Low-molecular weight heparin or low-dose unfractionated heparin are not recommended for outpatients with cancer who have no additional risk factors for thrombosis (Grade 2B). Prophylactic use of vitamin K agonists is not recommended in this population (Grade 1B).

Discussion

The American College of Chest Physician guidelines are updated every 3 years, M. Hassan Murad, MD, MPH, an associate professor of medicine at Mayo Clinic in Rochester, Minn., and one of the guideline authors told Orthopedics Today’s sister publication HemOnc Today.

“In this case, the changes were not necessarily due to new evidence but rather due to more careful evaluation of existing evidence,” Murad said. “Newer framework and innovations in methodology, evidence-based medicine and guideline development science have occurred.”

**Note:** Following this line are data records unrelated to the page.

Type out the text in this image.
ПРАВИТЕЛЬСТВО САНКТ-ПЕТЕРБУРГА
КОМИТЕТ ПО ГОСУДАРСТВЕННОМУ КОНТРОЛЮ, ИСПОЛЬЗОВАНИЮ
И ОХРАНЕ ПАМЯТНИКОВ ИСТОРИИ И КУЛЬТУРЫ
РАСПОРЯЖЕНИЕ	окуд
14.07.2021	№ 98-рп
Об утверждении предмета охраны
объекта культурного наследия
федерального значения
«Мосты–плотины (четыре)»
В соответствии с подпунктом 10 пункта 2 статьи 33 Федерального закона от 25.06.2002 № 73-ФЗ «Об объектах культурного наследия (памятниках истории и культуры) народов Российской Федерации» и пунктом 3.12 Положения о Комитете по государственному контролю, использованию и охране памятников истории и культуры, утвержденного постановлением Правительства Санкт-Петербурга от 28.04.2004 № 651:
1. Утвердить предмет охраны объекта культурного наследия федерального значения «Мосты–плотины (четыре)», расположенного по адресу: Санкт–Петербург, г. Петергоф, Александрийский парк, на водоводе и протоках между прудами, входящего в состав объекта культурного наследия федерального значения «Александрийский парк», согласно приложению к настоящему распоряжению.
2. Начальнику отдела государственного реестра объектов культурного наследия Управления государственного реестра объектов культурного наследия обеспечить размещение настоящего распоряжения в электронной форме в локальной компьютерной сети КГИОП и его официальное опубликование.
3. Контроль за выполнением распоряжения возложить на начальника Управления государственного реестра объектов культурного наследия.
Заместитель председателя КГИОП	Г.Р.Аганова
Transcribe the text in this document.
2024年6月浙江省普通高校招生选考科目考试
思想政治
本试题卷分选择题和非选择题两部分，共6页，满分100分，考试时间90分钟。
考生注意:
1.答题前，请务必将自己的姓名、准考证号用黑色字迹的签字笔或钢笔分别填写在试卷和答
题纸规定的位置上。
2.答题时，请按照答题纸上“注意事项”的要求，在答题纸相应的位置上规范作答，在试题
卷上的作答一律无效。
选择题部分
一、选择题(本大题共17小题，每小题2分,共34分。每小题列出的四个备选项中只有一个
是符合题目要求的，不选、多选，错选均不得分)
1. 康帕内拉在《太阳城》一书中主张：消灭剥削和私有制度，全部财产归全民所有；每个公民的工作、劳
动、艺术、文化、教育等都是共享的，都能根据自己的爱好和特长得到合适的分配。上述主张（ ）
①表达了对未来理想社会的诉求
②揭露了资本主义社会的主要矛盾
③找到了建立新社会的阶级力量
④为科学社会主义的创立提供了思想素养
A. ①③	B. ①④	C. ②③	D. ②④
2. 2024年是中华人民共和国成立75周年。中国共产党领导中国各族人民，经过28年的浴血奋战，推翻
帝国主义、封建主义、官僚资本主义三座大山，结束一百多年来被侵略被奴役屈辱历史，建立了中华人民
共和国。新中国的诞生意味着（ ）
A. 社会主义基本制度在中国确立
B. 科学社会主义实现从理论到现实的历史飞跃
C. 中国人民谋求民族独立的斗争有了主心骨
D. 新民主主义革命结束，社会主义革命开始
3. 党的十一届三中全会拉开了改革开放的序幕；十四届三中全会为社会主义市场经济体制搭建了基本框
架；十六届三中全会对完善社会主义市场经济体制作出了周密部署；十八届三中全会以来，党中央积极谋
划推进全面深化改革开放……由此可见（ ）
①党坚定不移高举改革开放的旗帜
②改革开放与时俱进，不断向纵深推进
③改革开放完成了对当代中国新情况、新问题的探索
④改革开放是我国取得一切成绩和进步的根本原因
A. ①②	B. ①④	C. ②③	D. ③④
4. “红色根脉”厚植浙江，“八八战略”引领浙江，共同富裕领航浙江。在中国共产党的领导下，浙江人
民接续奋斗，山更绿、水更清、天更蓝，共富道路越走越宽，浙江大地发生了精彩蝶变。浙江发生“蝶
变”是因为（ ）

The most significant change in the current iteration of guidelines is that evidence supporting anticoagulation to prevent venous thrombosis in medical patients is not as strong as once thought, Murad said.

“We introduced a framework to evaluate a patient’s risk for thrombosis and for bleeding, which is the key adverse effect of the treatment,” he said. “Patients with high risk of thrombosis and low risk for bleeding would benefit the most. It is not a single approach that applies to everyone, and it should be individualized.”

Reference:

    • Guyatt GH. Chest. 2012;141(2 Suppl):7S-47S.
    • Disclosure: Guyatt and Murad have no relevant financial disclosures.